Conventional soft pneumatic actuators (SPAs) are made of soft materials that facilitate safe interaction and adaptability. In positioning and loading tasks, however, SPAs demonstrate limited performance. In this article, we extend the current designs of SPAs upon integrating a tendon-driven parallel mechanism into a pneumatic origami chamber, inspired by the performances and structures of vertebrates. The inner rigid/outer soft actuator exploits the advantages of both, parallel mechanisms to achieve precise, versatile motion, and SPAs, to form a compliant, modular structure. With the antagonistic actuation of tendons-pulling and air-pushing, the actuator can exhibit multimode motion, tunable stiffness, and load-carrying maneuvers.

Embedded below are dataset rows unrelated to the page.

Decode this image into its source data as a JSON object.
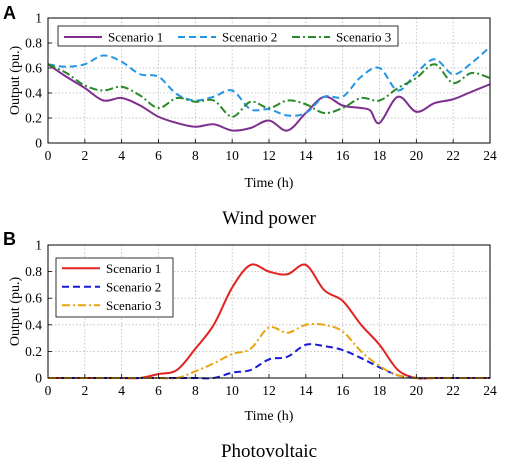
{
  "panels": [
    {
      "letter": "A",
      "caption": "Wind power",
      "chart_data": {
        "type": "line",
        "xlabel": "Time (h)",
        "ylabel": "Output (pu.)",
        "xlim": [
          0,
          24
        ],
        "ylim": [
          0,
          1
        ],
        "xticks": [
          "0",
          "2",
          "4",
          "6",
          "8",
          "10",
          "12",
          "14",
          "16",
          "18",
          "20",
          "22",
          "24"
        ],
        "yticks": [
          "0",
          "0.2",
          "0.4",
          "0.6",
          "0.8",
          "1"
        ],
        "grid": true,
        "legend_position": "top, single row",
        "series": [
          {
            "name": "Scenario 1",
            "color": "#7e2f8e",
            "dash": "solid",
            "x": [
              0,
              1,
              2,
              3,
              4,
              5,
              6,
              7,
              8,
              9,
              10,
              11,
              12,
              13,
              14,
              15,
              16,
              17,
              17.5,
              18,
              19,
              20,
              21,
              22,
              23,
              24
            ],
            "y": [
              0.63,
              0.53,
              0.44,
              0.34,
              0.36,
              0.3,
              0.21,
              0.16,
              0.13,
              0.15,
              0.1,
              0.12,
              0.18,
              0.1,
              0.24,
              0.37,
              0.3,
              0.28,
              0.26,
              0.16,
              0.37,
              0.25,
              0.32,
              0.35,
              0.41,
              0.47
            ]
          },
          {
            "name": "Scenario 2",
            "color": "#2196e8",
            "dash": "dashed",
            "x": [
              0,
              1,
              2,
              3,
              4,
              5,
              6,
              7,
              8,
              9,
              10,
              11,
              12,
              13,
              14,
              15,
              16,
              17,
              18,
              19,
              20,
              21,
              22,
              23,
              24
            ],
            "y": [
              0.63,
              0.61,
              0.63,
              0.7,
              0.65,
              0.55,
              0.53,
              0.39,
              0.34,
              0.37,
              0.42,
              0.27,
              0.27,
              0.22,
              0.24,
              0.37,
              0.37,
              0.53,
              0.6,
              0.42,
              0.56,
              0.67,
              0.55,
              0.64,
              0.77
            ]
          },
          {
            "name": "Scenario 3",
            "color": "#2a8a2a",
            "dash": "dashdot",
            "x": [
              0,
              1,
              2,
              3,
              4,
              5,
              6,
              7,
              8,
              9,
              10,
              11,
              12,
              13,
              14,
              15,
              16,
              17,
              18,
              19,
              20,
              21,
              22,
              23,
              24
            ],
            "y": [
              0.63,
              0.56,
              0.46,
              0.42,
              0.45,
              0.38,
              0.28,
              0.36,
              0.33,
              0.34,
              0.21,
              0.33,
              0.28,
              0.34,
              0.31,
              0.24,
              0.28,
              0.36,
              0.34,
              0.44,
              0.52,
              0.63,
              0.48,
              0.56,
              0.52
            ]
          }
        ]
      }
    },
    {
      "letter": "B",
      "caption": "Photovoltaic",
      "chart_data": {
        "type": "line",
        "xlabel": "Time (h)",
        "ylabel": "Output (pu.)",
        "xlim": [
          0,
          24
        ],
        "ylim": [
          0,
          1
        ],
        "xticks": [
          "0",
          "2",
          "4",
          "6",
          "8",
          "10",
          "12",
          "14",
          "16",
          "18",
          "20",
          "22",
          "24"
        ],
        "yticks": [
          "0",
          "0.2",
          "0.4",
          "0.6",
          "0.8",
          "1"
        ],
        "grid": true,
        "legend_position": "top-left",
        "series": [
          {
            "name": "Scenario 1",
            "color": "#e32222",
            "dash": "solid",
            "x": [
              0,
              1,
              2,
              3,
              4,
              5,
              6,
              7,
              8,
              9,
              10,
              11,
              12,
              13,
              14,
              15,
              16,
              17,
              18,
              19,
              20,
              21,
              22,
              23,
              24
            ],
            "y": [
              0,
              0,
              0,
              0,
              0,
              0,
              0.03,
              0.06,
              0.22,
              0.4,
              0.68,
              0.85,
              0.8,
              0.78,
              0.85,
              0.66,
              0.58,
              0.4,
              0.25,
              0.06,
              0,
              0,
              0,
              0,
              0
            ]
          },
          {
            "name": "Scenario 2",
            "color": "#1a1ad6",
            "dash": "dashed",
            "x": [
              0,
              1,
              2,
              3,
              4,
              5,
              6,
              7,
              8,
              9,
              10,
              11,
              12,
              13,
              14,
              15,
              16,
              17,
              18,
              19,
              20,
              21,
              22,
              23,
              24
            ],
            "y": [
              0,
              0,
              0,
              0,
              0,
              0,
              0,
              0,
              0,
              0,
              0.04,
              0.06,
              0.14,
              0.16,
              0.25,
              0.24,
              0.21,
              0.15,
              0.08,
              0.02,
              0,
              0,
              0,
              0,
              0
            ]
          },
          {
            "name": "Scenario 3",
            "color": "#eaa40f",
            "dash": "dashdot",
            "x": [
              0,
              1,
              2,
              3,
              4,
              5,
              6,
              7,
              8,
              9,
              10,
              11,
              12,
              13,
              14,
              15,
              16,
              17,
              18,
              19,
              20,
              21,
              22,
              23,
              24
            ],
            "y": [
              0,
              0,
              0,
              0,
              0,
              0,
              0,
              0,
              0.05,
              0.11,
              0.18,
              0.22,
              0.38,
              0.34,
              0.4,
              0.4,
              0.35,
              0.2,
              0.09,
              0.02,
              0,
              0,
              0,
              0,
              0
            ]
          }
        ]
      }
    }
  ]
}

Kinematic and quasi-static models are developed to predict the behavior and to control the actuator. Using readily accessible materials and fabrication methods, a prototype was built, on which validation experiments were conducted. The results prove the effectiveness of the model, and demonstrate the motion and stiffness characteristics of the actuator. The design strategy and comprehensive guidelines should expand the capabilities of soft robots for wider applications, and facilitate the development of robots with rigid-soft hybrid structures.

Automated summary

In this article, the authors introduce an enhanced design of soft pneumatic actuators through the integration of a tendon-driven parallel mechanism. The actuator demonstrates versatile motion, tunable stiffness, and load-carrying maneuvers. Experimental validation confirms the effectiveness of the model.